FEATURES

99th GCTS begins 45-day Joint Base Balad training course

  • Published
  • By Senior Airman Larry E. Reid Jr.
  • Nellis Public Affairs
The 99th Security Forces Ground Combat Training Squadron recently kicked off the Joint Base Balad training, a newly designed 45-day course to provide advance ground combat weapons and tactics instruction for outside-the-wire missions and area security operations for active duty, guard, and Reserve security forces Airmen and chaplains. The training is for security forces and chaplains who embed and eventually take over Army operations at Joint Base Balad, Iraq.

The training course is the first of its kind and the first time in 40 years that the Air Force has conducted an extensive training program to prepare Airmen to fight alongside sister services on the battlefield. Airmen who attend get more in-depth knowledge on unique missions and skill sets utilized by the Army in Iraq. Training on tactics and procedures will aid to the success of a joint environment.

"As a career field, this is the first doctrinal shift in 40 years since Operation Safe Side in Vietnam. This course was put together to get specialized training in base defense," said Senior Master Sgt. Lee Beausoleil, operations superintendent for the 99th GCTS.

Opening its doors in 1981 as a combat arms school and the only regional training center to train chaplains in the late 1980s, the 99th GCTS is Air Combat Command's premier regional training center for security forces Airmen and chaplains and the largest of seven Air Force wide, with locations at Eglin AFB, Fla., Andersen AFB, Guam, Fort Dix, N. J., Sembach AB, Germany, Camp Guernsey Joint Training Center, Wyo. and Camp Swift, Texas. 

"What makes us unique from other regional training centers is that we are the equivalent to a ground dimension of Red Flag," said Captain Garland Wilmoth, 99th GCTS commander. "We present friendly forces with adversarial challenges that students have to overcome. We provide similar and adversarial tactics to friendly forces, but our battle space is on the ground."

With the desert environment and mountain terrain, Creech AFB gives trainees a more realistic perspective on what to expect in the AOR.

"This training is close as you can get to being over in Iraq," said Master Sgt.
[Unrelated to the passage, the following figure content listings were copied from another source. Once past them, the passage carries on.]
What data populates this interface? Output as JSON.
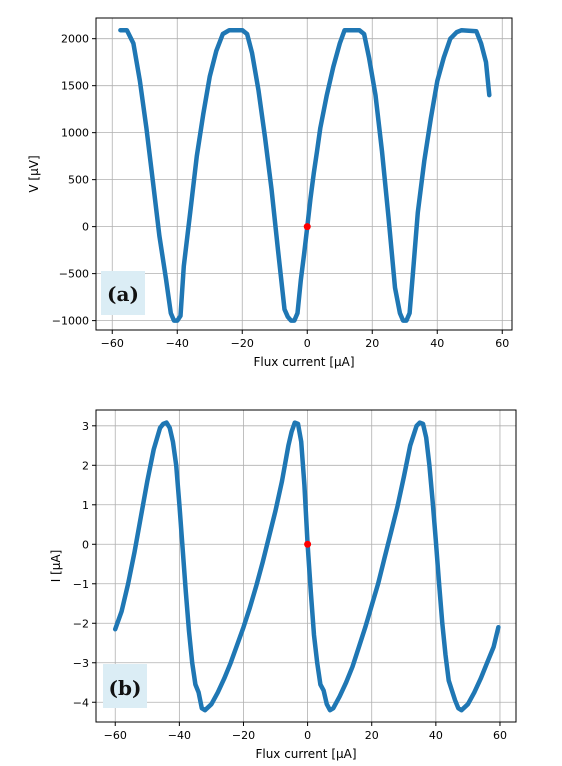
{
  "chart_data": [
    {
      "type": "line",
      "panel_label": "(a)",
      "xlabel": "Flux current [μA]",
      "ylabel": "V [μV]",
      "xlim": [
        -65,
        63
      ],
      "ylim": [
        -1100,
        2220
      ],
      "xticks": [
        -60,
        -40,
        -20,
        0,
        20,
        40,
        60
      ],
      "yticks": [
        -1000,
        -500,
        0,
        500,
        1000,
        1500,
        2000
      ],
      "tick_labels_x": [
        "−60",
        "−40",
        "−20",
        "0",
        "20",
        "40",
        "60"
      ],
      "tick_labels_y": [
        "−1000",
        "−500",
        "0",
        "500",
        "1000",
        "1500",
        "2000"
      ],
      "grid": true,
      "series_color": "#1f77b4",
      "series": [
        {
          "name": "",
          "x": [
            -57.5,
            -55.5,
            -53.5,
            -51.5,
            -49.5,
            -47.5,
            -45.5,
            -43.5,
            -42,
            -41,
            -40,
            -39,
            -38,
            -36,
            -34,
            -32,
            -30,
            -28,
            -26,
            -24,
            -22.5,
            -20,
            -18.5,
            -17,
            -15,
            -13,
            -11,
            -9,
            -7,
            -6,
            -5,
            -4,
            -3,
            -2,
            -1,
            0,
            1,
            2,
            3,
            4,
            6,
            8,
            10,
            11.5,
            16,
            17.5,
            19,
            21,
            23,
            25,
            27,
            28.5,
            29.5,
            30.5,
            31.5,
            32.5,
            34,
            36,
            38,
            40,
            42,
            44,
            46,
            47.5,
            52,
            53.5,
            55,
            56
          ],
          "y": [
            2090,
            2090,
            1950,
            1550,
            1050,
            480,
            -100,
            -550,
            -920,
            -1000,
            -1000,
            -950,
            -420,
            160,
            750,
            1200,
            1600,
            1870,
            2050,
            2090,
            2090,
            2090,
            2050,
            1850,
            1450,
            950,
            400,
            -250,
            -880,
            -960,
            -1000,
            -1000,
            -920,
            -570,
            -300,
            0,
            300,
            570,
            800,
            1050,
            1400,
            1700,
            1950,
            2090,
            2090,
            2050,
            1800,
            1400,
            800,
            100,
            -650,
            -920,
            -1000,
            -1000,
            -920,
            -500,
            150,
            700,
            1150,
            1550,
            1800,
            2000,
            2070,
            2090,
            2080,
            1950,
            1750,
            1400
          ]
        }
      ],
      "markers": [
        {
          "x": 0,
          "y": 0,
          "color": "#ff0000"
        }
      ]
    },
    {
      "type": "line",
      "panel_label": "(b)",
      "xlabel": "Flux current [μA]",
      "ylabel": "I [μA]",
      "xlim": [
        -66,
        65
      ],
      "ylim": [
        -4.5,
        3.4
      ],
      "xticks": [
        -60,
        -40,
        -20,
        0,
        20,
        40,
        60
      ],
      "yticks": [
        -4,
        -3,
        -2,
        -1,
        0,
        1,
        2,
        3
      ],
      "tick_labels_x": [
        "−60",
        "−40",
        "−20",
        "0",
        "20",
        "40",
        "60"
      ],
      "tick_labels_y": [
        "−4",
        "−3",
        "−2",
        "−1",
        "0",
        "1",
        "2",
        "3"
      ],
      "grid": true,
      "series_color": "#1f77b4",
      "series": [
        {
          "name": "",
          "x": [
            -60,
            -58,
            -56,
            -54,
            -52,
            -50,
            -48,
            -46,
            -45,
            -44,
            -43,
            -42,
            -41,
            -40,
            -39,
            -38,
            -37,
            -36,
            -35,
            -34,
            -33,
            -32,
            -30,
            -28,
            -26,
            -24,
            -22,
            -20,
            -18,
            -16,
            -14,
            -12,
            -10,
            -8,
            -6,
            -5,
            -4,
            -3,
            -2,
            -1,
            0,
            1,
            2,
            3,
            4,
            5,
            6,
            7,
            8,
            10,
            12,
            14,
            16,
            18,
            20,
            22,
            24,
            26,
            28,
            30,
            32,
            34,
            35,
            36,
            37,
            38,
            39,
            40,
            41,
            42,
            43,
            44,
            45,
            46,
            47,
            48,
            50,
            52,
            54,
            56,
            58,
            59.5
          ],
          "y": [
            -2.15,
            -1.7,
            -1.0,
            -0.2,
            0.7,
            1.6,
            2.4,
            2.95,
            3.05,
            3.08,
            2.95,
            2.6,
            2.0,
            1.0,
            -0.1,
            -1.2,
            -2.2,
            -3.0,
            -3.55,
            -3.75,
            -4.15,
            -4.2,
            -4.05,
            -3.75,
            -3.4,
            -3.0,
            -2.55,
            -2.1,
            -1.6,
            -1.05,
            -0.45,
            0.2,
            0.85,
            1.6,
            2.5,
            2.85,
            3.08,
            3.05,
            2.6,
            1.5,
            0.0,
            -1.2,
            -2.3,
            -3.0,
            -3.55,
            -3.7,
            -4.05,
            -4.2,
            -4.15,
            -3.85,
            -3.5,
            -3.1,
            -2.6,
            -2.1,
            -1.55,
            -1.0,
            -0.35,
            0.3,
            0.95,
            1.7,
            2.5,
            3.0,
            3.08,
            3.05,
            2.7,
            2.0,
            1.1,
            0.1,
            -1.0,
            -2.0,
            -2.8,
            -3.45,
            -3.7,
            -3.95,
            -4.15,
            -4.2,
            -4.05,
            -3.75,
            -3.4,
            -3.0,
            -2.6,
            -2.1
          ]
        }
      ],
      "markers": [
        {
          "x": 0,
          "y": 0,
          "color": "#ff0000"
        }
      ]
    }
  ]
}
David Ferguson, 99th GCTS logistics superintendent. "Between the heat and the cold of the desert, this environment gets you to live the training as it is over in the AOR."
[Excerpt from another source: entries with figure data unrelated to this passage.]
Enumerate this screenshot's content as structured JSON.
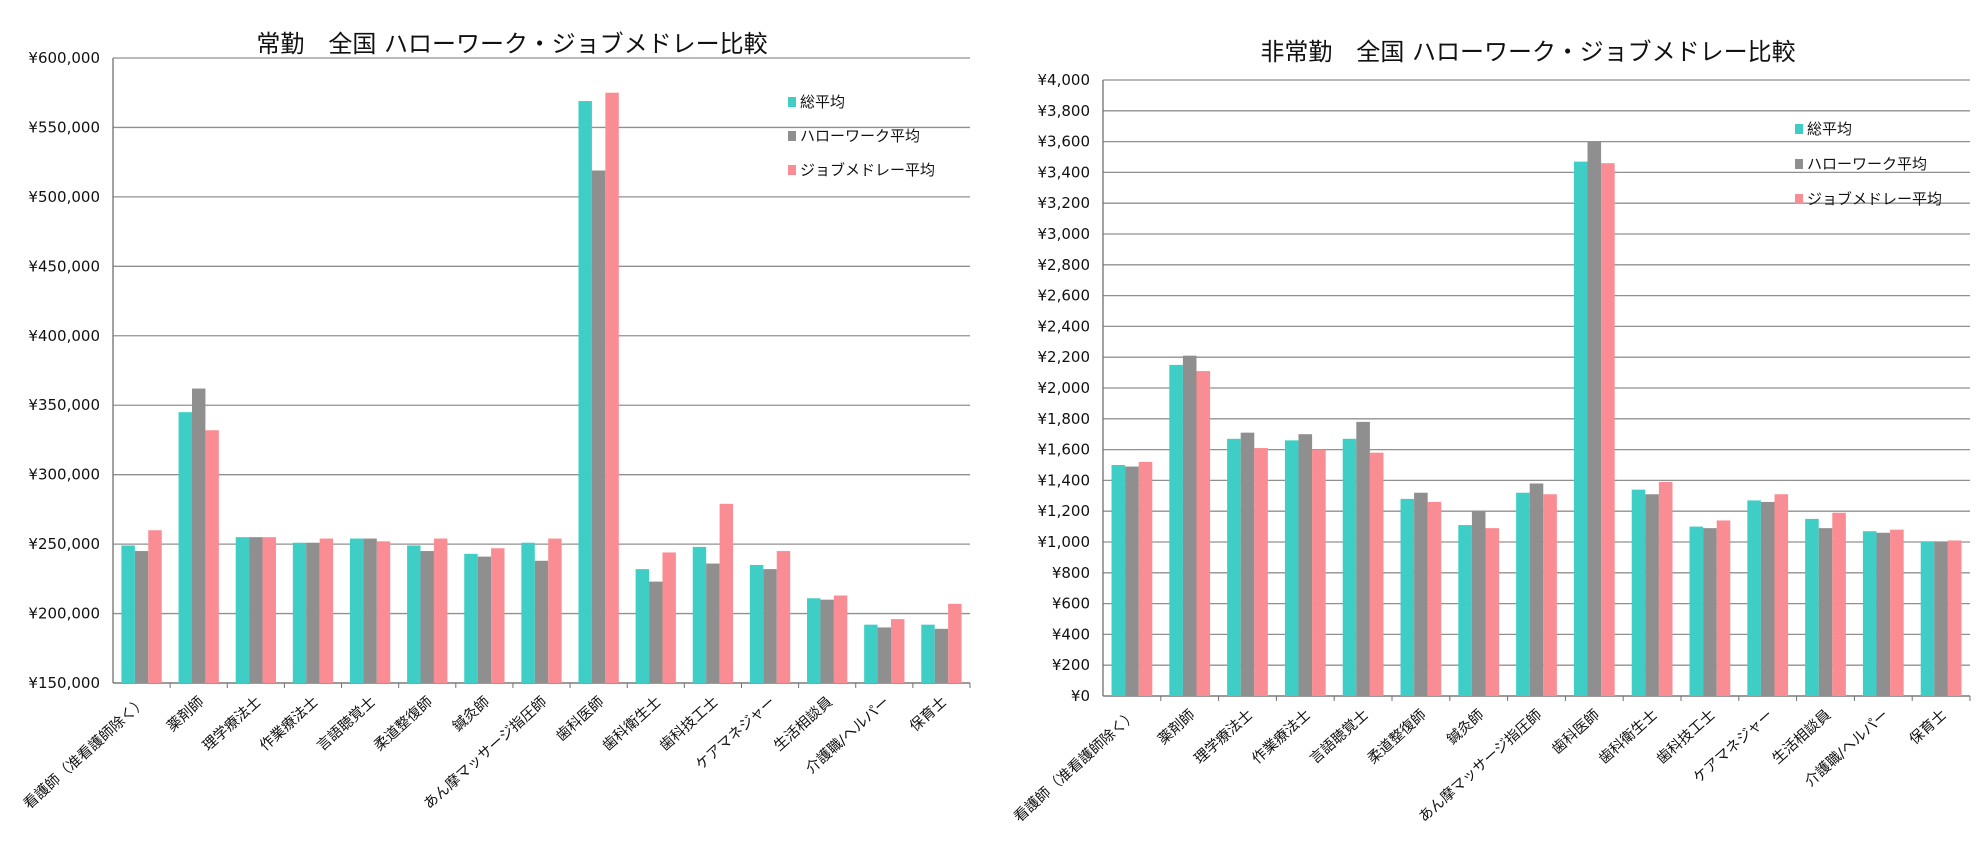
{
  "colors": {
    "series": [
      "#3ecec6",
      "#8f8f8f",
      "#f98d93"
    ],
    "grid": "#909090",
    "axis": "#707070"
  },
  "chart_data": [
    {
      "type": "bar",
      "title": "常勤　全国 ハローワーク・ジョブメドレー比較",
      "categories": [
        "看護師（准看護師除く）",
        "薬剤師",
        "理学療法士",
        "作業療法士",
        "言語聴覚士",
        "柔道整復師",
        "鍼灸師",
        "あん摩マッサージ指圧師",
        "歯科医師",
        "歯科衛生士",
        "歯科技工士",
        "ケアマネジャー",
        "生活相談員",
        "介護職/ヘルパー",
        "保育士"
      ],
      "series": [
        {
          "name": "総平均",
          "values": [
            249000,
            345000,
            255000,
            251000,
            254000,
            249000,
            243000,
            251000,
            569000,
            232000,
            248000,
            235000,
            211000,
            192000,
            192000
          ]
        },
        {
          "name": "ハローワーク平均",
          "values": [
            245000,
            362000,
            255000,
            251000,
            254000,
            245000,
            241000,
            238000,
            519000,
            223000,
            236000,
            232000,
            210000,
            190000,
            189000
          ]
        },
        {
          "name": "ジョブメドレー平均",
          "values": [
            260000,
            332000,
            255000,
            254000,
            252000,
            254000,
            247000,
            254000,
            575000,
            244000,
            279000,
            245000,
            213000,
            196000,
            207000
          ]
        }
      ],
      "ylim": [
        150000,
        600000
      ],
      "yticks": [
        150000,
        200000,
        250000,
        300000,
        350000,
        400000,
        450000,
        500000,
        550000,
        600000
      ],
      "ytick_labels": [
        "¥150,000",
        "¥200,000",
        "¥250,000",
        "¥300,000",
        "¥350,000",
        "¥400,000",
        "¥450,000",
        "¥500,000",
        "¥550,000",
        "¥600,000"
      ],
      "grid": true,
      "legend": "top-right"
    },
    {
      "type": "bar",
      "title": "非常勤　全国 ハローワーク・ジョブメドレー比較",
      "categories": [
        "看護師（准看護師除く）",
        "薬剤師",
        "理学療法士",
        "作業療法士",
        "言語聴覚士",
        "柔道整復師",
        "鍼灸師",
        "あん摩マッサージ指圧師",
        "歯科医師",
        "歯科衛生士",
        "歯科技工士",
        "ケアマネジャー",
        "生活相談員",
        "介護職/ヘルパー",
        "保育士"
      ],
      "series": [
        {
          "name": "総平均",
          "values": [
            1500,
            2150,
            1670,
            1660,
            1670,
            1280,
            1110,
            1320,
            3470,
            1340,
            1100,
            1270,
            1150,
            1070,
            1000
          ]
        },
        {
          "name": "ハローワーク平均",
          "values": [
            1490,
            2210,
            1710,
            1700,
            1780,
            1320,
            1200,
            1380,
            3600,
            1310,
            1090,
            1260,
            1090,
            1060,
            1000
          ]
        },
        {
          "name": "ジョブメドレー平均",
          "values": [
            1520,
            2110,
            1610,
            1600,
            1580,
            1260,
            1090,
            1310,
            3460,
            1390,
            1140,
            1310,
            1190,
            1080,
            1010
          ]
        }
      ],
      "ylim": [
        0,
        4000
      ],
      "yticks": [
        0,
        200,
        400,
        600,
        800,
        1000,
        1200,
        1400,
        1600,
        1800,
        2000,
        2200,
        2400,
        2600,
        2800,
        3000,
        3200,
        3400,
        3600,
        3800,
        4000
      ],
      "ytick_labels": [
        "¥0",
        "¥200",
        "¥400",
        "¥600",
        "¥800",
        "¥1,000",
        "¥1,200",
        "¥1,400",
        "¥1,600",
        "¥1,800",
        "¥2,000",
        "¥2,200",
        "¥2,400",
        "¥2,600",
        "¥2,800",
        "¥3,000",
        "¥3,200",
        "¥3,400",
        "¥3,600",
        "¥3,800",
        "¥4,000"
      ],
      "grid": true,
      "legend": "top-right"
    }
  ]
}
The course will conduct majority of its training at Creech AFB and the National Training Center at Fort Irwin, Calif. Trainees will receive hands on training in hand-to-hand combat, convoy operations and go through a combat life savers course, a vital element for the AOR and a first of its kind in a training curriculum Air Force wide.

"We developed all of our lessons from the latest enemy training tactics and procedures," said Sergeant Beausoleil. "We are teaching lessons and topics that we have not taught before."
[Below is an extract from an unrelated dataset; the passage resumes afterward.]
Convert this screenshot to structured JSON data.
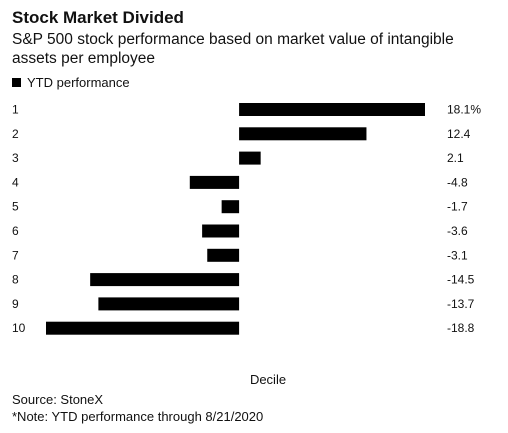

They are also pulling duties in Iraq that they have not done before, which makes the security forces career field more valuable to the joint fight than ever.

"We are no longer guards," said Senior Master Sgt. Lee Hays, Individual Mobilization Augmentee to the 99th GCTS operations superintendent. "We are in the position to do more, to bring knowledge to more security forces, to ensure that the United States Air Force will control larger portions of ground and air space."